The Golden State Warriors earned their second NBA title in three years with a 129 to 120 win over the Cleveland Cavaliers in Oakland Monday night, led by All-Star forward Kevin Durant's 39 points and strong bench scoring.
Durant's stellar play all season and throughout the playoffs vindicated Golden State's massive payout to the superstar in a controversial off-season deal.
Fellow All-Star Stephen Curry added 34 points.
But it was Durant, who left Oklahoma City for Oakland at the end of last season, who carried the team.
The capacity crowd, most dressed in Warrior gold T-shirts, cheered and sang along with the tune "We Are The Champions" as confetti fell.
Warriors' sluggish beginning gives way to brilliance
The Warriors started the game lackluster and trailed at the end of the first quarter.
But a Durant dunk about four minutes into the second sent the sold-out hometown crowd into a frenzy. The Warriors went on a 21-to-2 second-quarter run. They led at the half by 11.
The Warriors, once again, showed their team depth with Andre Iguodala scoring 20 off the bench, including several emphatic dunks and three-point shots that seemed to rejuvenate the Warriors and their fans.
The Cavaliers, led by stars LeBron James' 41 points and Kyrie Irving's 26, repeatedly battled back and pulled Cleveland within striking distance of Golden State in the second half.
But each time, the Warriors recovered — led by Durant's clutch shooting.
This is the third straight year the Warriors and Cavs faced off in the Finals. There was more than a touch of pay-back Monday night.

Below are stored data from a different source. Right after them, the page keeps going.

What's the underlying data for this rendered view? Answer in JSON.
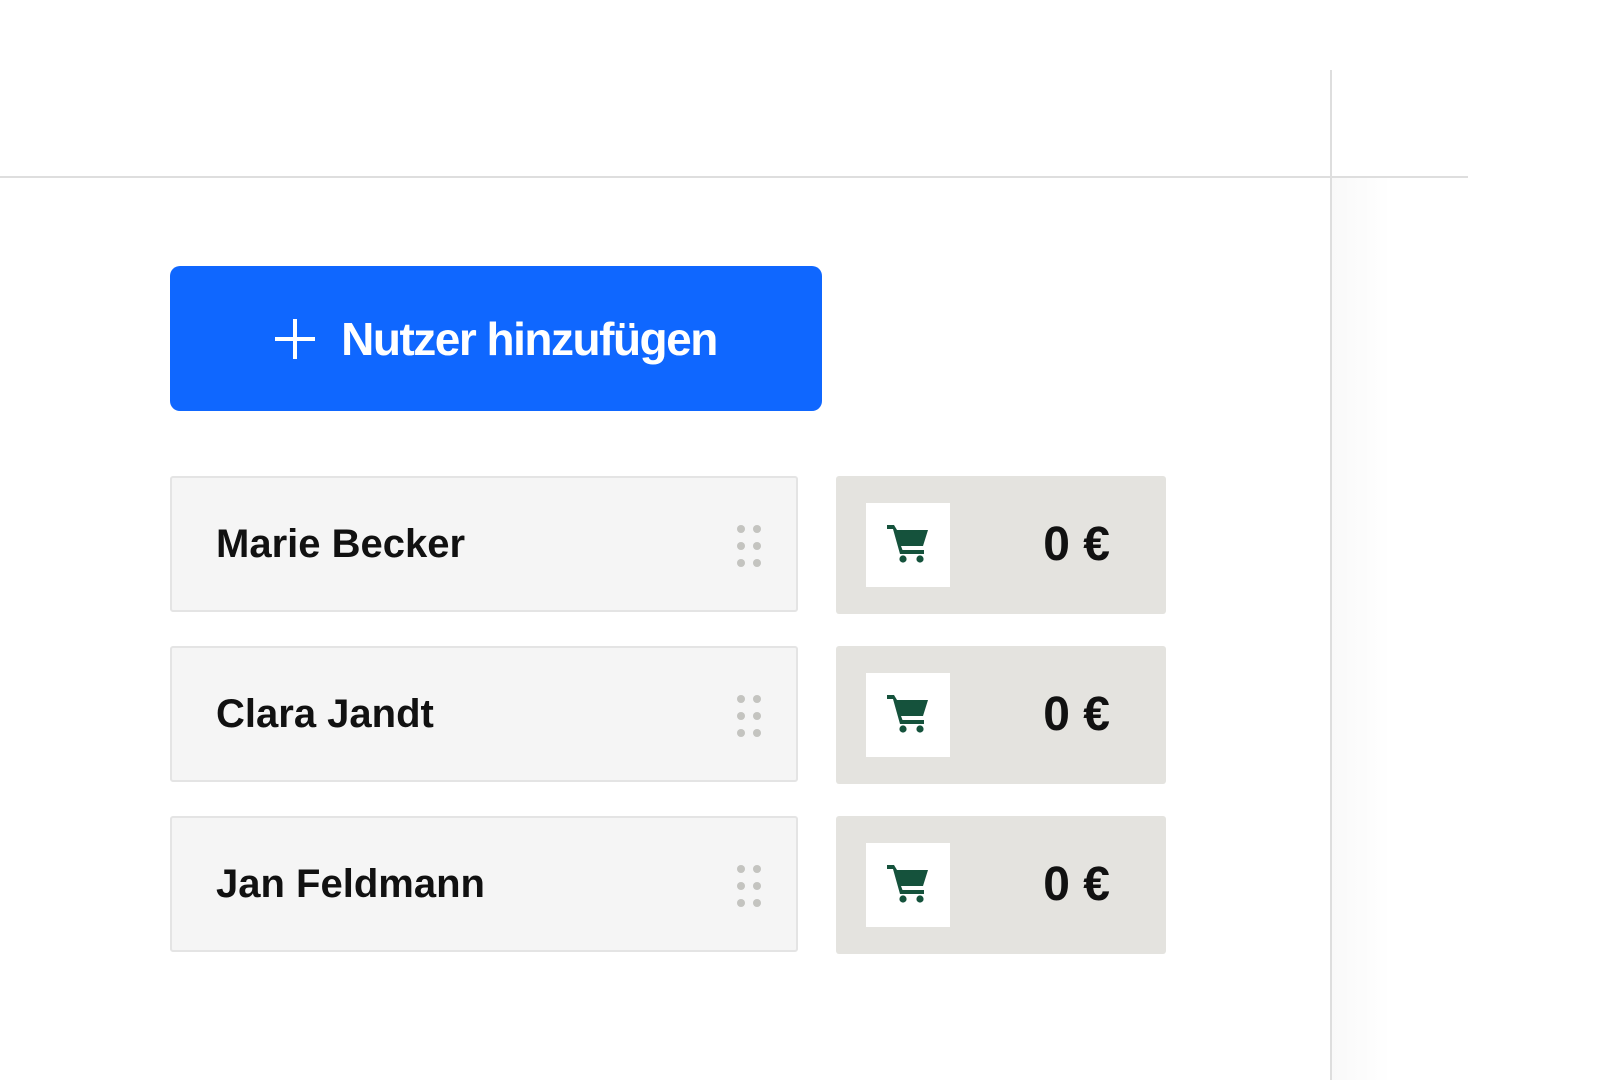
{
  "toolbar": {
    "add_user_label": "Nutzer hinzufügen",
    "add_user_icon": "plus-icon",
    "accent_color": "#0f67ff"
  },
  "users": [
    {
      "name": "Marie Becker",
      "amount": "0 €",
      "drag_icon": "drag-handle-icon",
      "cart_icon": "cart-icon"
    },
    {
      "name": "Clara Jandt",
      "amount": "0 €",
      "drag_icon": "drag-handle-icon",
      "cart_icon": "cart-icon"
    },
    {
      "name": "Jan Feldmann",
      "amount": "0 €",
      "drag_icon": "drag-handle-icon",
      "cart_icon": "cart-icon"
    }
  ],
  "colors": {
    "cart_icon": "#15523c",
    "name_card_bg": "#f5f5f5",
    "amount_card_bg": "#e4e3df",
    "divider": "#dedede"
  }
}
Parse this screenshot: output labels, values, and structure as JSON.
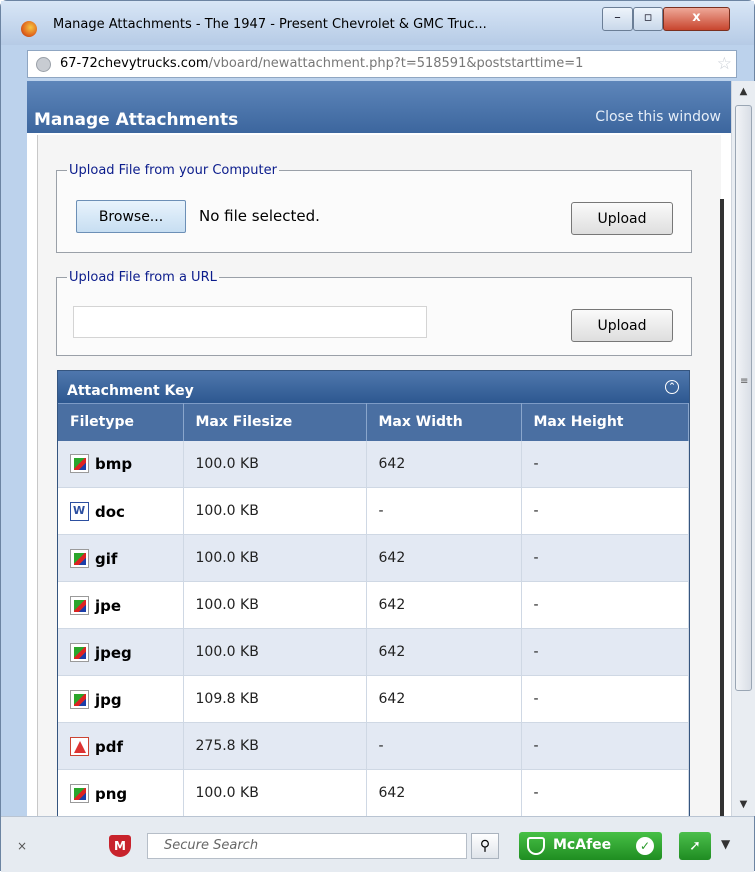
{
  "window": {
    "title": "Manage Attachments - The 1947 - Present Chevrolet & GMC Truc...",
    "buttons": {
      "minimize": "–",
      "maximize": "▫",
      "close": "x"
    }
  },
  "address": {
    "host": "67-72chevytrucks.com",
    "path": "/vboard/newattachment.php?t=518591&poststarttime=1"
  },
  "manage": {
    "heading": "Manage Attachments",
    "close_link": "Close this window"
  },
  "upload_computer": {
    "legend": "Upload File from your Computer",
    "browse_label": "Browse...",
    "status": "No file selected.",
    "upload_label": "Upload"
  },
  "upload_url": {
    "legend": "Upload File from a URL",
    "value": "",
    "upload_label": "Upload"
  },
  "attachment_key": {
    "title": "Attachment Key",
    "toggle_icon": "collapse-icon",
    "columns": [
      "Filetype",
      "Max Filesize",
      "Max Width",
      "Max Height"
    ],
    "rows": [
      {
        "type": "bmp",
        "icon": "image-file-icon",
        "size": "100.0 KB",
        "width": "642",
        "height": "-"
      },
      {
        "type": "doc",
        "icon": "word-file-icon",
        "size": "100.0 KB",
        "width": "-",
        "height": "-"
      },
      {
        "type": "gif",
        "icon": "image-file-icon",
        "size": "100.0 KB",
        "width": "642",
        "height": "-"
      },
      {
        "type": "jpe",
        "icon": "image-file-icon",
        "size": "100.0 KB",
        "width": "642",
        "height": "-"
      },
      {
        "type": "jpeg",
        "icon": "image-file-icon",
        "size": "100.0 KB",
        "width": "642",
        "height": "-"
      },
      {
        "type": "jpg",
        "icon": "image-file-icon",
        "size": "109.8 KB",
        "width": "642",
        "height": "-"
      },
      {
        "type": "pdf",
        "icon": "pdf-file-icon",
        "size": "275.8 KB",
        "width": "-",
        "height": "-"
      },
      {
        "type": "png",
        "icon": "image-file-icon",
        "size": "100.0 KB",
        "width": "642",
        "height": "-"
      }
    ]
  },
  "bottom_bar": {
    "close_glyph": "×",
    "search_placeholder": "Secure Search",
    "mcafee_label": "McAfee"
  }
}
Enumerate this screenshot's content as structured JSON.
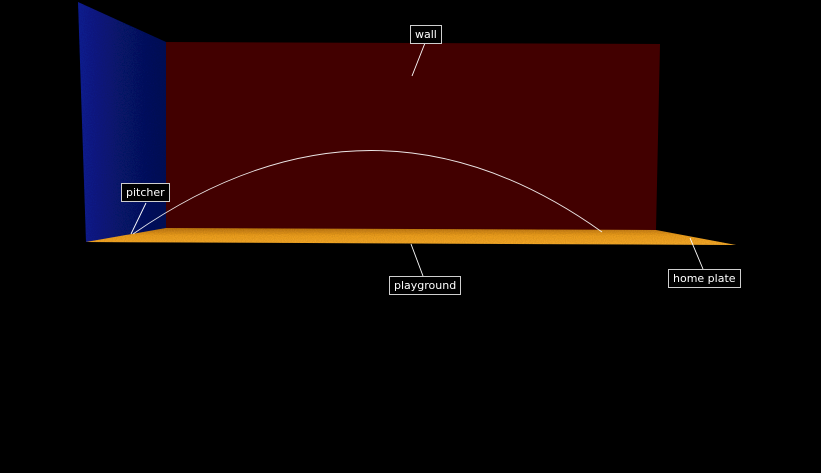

In last year's championship series the Cavs roared back from a 3-1 deficit to spoil the Warriors' record-setting 73-win season.
Not this year.
A winning team's formula
Sometimes lost in all the chatter about a possible Warriors' dynasty is the fact that Golden State plays beautiful, often unselfish team ball.
Throughout the playoffs coach Steve Kerr encouraged his team to enjoy the ride, to "play with joy." And throughout the Finals, it often looked as though they were listening to him. The team's four All-Stars shared the scoring wealth and played tough defense.
Kerr joked after the game, "Actually we had very little talent, it was mostly coaching."
"They're so committed to each other and unselfish," Kerr added of his players.
Durant, in accepting the Final's MVP Award, agreed.
"It's a team sport and I wanted to achieve the highest honor, which is win a championship," Durant said, saying it was fulfillment of a childhood dream.
"Nobody comes in and cares about the game or loves the game as much as I do or works as hard as do I at the basketball game," Durant said. "You can talk about whatever happens on the outside, but inside those lines, I come to bring it every day. I work hard, I believe in myself, I believe in the game, I respect the game, I love the game, and I knew at some point in my life that it will come around for me."
The only real drama in the Warriors' path to a championship this season was Kerr's health. He missed 11 playoff games dealing with on-going complications from back surgery. Kerr returned to full-time coaching for the Final's second game.
Cavs' superstar James had another great season and playoff run. He led his team to a dominating game-four win in Cleveland. But in the end, James fell short.
Going forward, dominance undiminished
With the off-season acquisition of Durant, the Warriors, arguably, have the NBA's best collection of players in recent decades. And with the team's core lineup all in their prime, it looks like they could remain at championship caliber for several more seasons.
"Pretty much all of their big-name guys are in their 20s," the Cavs' James said, "and they don't show any signs of slowing down. So there will be a lot of teams trying to figure out ways to put personnel together to match that."
The long-term challenge for the NBA is how to address the on-going grumblings about a lack of competitive balance. The Warriors and Cavs simply towered over every other team this season. Both teams breezed through the playoffs.
And it may stay that way for several seasons to come.
The league continues to try to use the leverage of the collective bargaining agreement — salary caps and incentives — to get superstar players such as Durant to stay with their teams.
But as many have pointed out, it's not working. If a superstar can get about the same salary by switching to a much better team, there's little incentive not to do so.
The NBA's new labor deal doesn't expire until 2023. That's all good news for Warriors fans.
As Curry said after the win, "We accomplished something special. And we're going to do it again."